您可能不喜欢上一个结果的形式，因为列的名称写在两个不同的行中。您可能希望将名称拼合为一个列的单个单词。您可以使用numpy ravel（）函数对列名称的数组进行latten，然后将它们连接为单个名称，如以下代码所示。

# Renaming the columns
IncCars = TM.groupby('Country').aggregate(
    {'Income': ['max', 'mean'],
     'Cars':['sum', 'count']})
# IncCars
# Ravel function
# IncCars.columns
# IncCars.columns.ravel()
# Renaming
IncCars.columns = ["_".join(x) for x in IncCars.columns.ravel()]
# IncCars.columns
IncCars

You can also try to execute the commented code to get the understanding how the ravel() function works step by step. Anyway, here is the final result.

您也可以尝试执行注释的代码，以逐步了解ravel（）函数的工作方式。无论如何，这是最终结果。

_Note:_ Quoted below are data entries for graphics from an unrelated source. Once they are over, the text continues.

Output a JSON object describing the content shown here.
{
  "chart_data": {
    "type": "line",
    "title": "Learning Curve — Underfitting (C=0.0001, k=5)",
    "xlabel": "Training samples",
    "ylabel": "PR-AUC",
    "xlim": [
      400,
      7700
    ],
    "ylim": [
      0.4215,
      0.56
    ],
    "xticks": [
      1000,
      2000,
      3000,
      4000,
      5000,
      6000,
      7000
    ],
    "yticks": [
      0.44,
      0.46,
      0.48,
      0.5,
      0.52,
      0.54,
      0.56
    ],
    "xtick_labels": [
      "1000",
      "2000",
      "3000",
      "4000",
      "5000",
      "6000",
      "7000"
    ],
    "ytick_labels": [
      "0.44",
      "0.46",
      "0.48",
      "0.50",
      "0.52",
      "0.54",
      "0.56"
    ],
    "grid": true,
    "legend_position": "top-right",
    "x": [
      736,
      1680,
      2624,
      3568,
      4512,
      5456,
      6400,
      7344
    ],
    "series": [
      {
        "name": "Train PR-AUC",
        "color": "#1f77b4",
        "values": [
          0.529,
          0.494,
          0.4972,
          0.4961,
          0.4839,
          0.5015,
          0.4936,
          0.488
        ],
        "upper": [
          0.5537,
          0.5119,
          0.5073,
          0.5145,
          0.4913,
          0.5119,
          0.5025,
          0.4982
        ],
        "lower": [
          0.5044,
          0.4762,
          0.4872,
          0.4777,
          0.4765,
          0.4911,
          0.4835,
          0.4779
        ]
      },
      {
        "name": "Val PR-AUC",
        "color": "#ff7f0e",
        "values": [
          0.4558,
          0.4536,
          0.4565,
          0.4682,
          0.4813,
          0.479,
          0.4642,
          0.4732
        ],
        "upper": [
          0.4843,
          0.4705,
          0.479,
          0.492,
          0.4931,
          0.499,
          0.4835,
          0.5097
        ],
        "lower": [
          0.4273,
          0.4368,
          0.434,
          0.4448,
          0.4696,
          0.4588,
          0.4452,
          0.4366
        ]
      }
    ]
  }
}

                Cars_sum  Cars_count  Income_max   Income_mean
Country                                                       
Australia           6863        3591    170000.0  64338.624339
Canada              2300        1571    170000.0  57167.409293
France              2259        1810    110000.0  35762.430939
Germany             2162        1780    130000.0  42943.820225
United Kingdom      2325        1913    170000.0  52169.367486
United States      11867        7819    170000.0  63616.830797

For a nice end, let me show you the results also graphically.

为了取得良好的效果，让我以图形方式向您显示结果。

IncCars[['Cars_sum','Cars_count']].plot()
plt.show()

And here is the graph.

这是图形。

结论 (Conclusion)

I will finish with aggregations in this data science series for now. However, I am not done with data preparation yet. You will learn about other problems and solutions in the forthcoming data science articles.

现在，我将结束本数据科学系列的汇总。但是，我还没有完成数据准备。您将在即将发表的数据科学文章中了解其他问题和解决方案。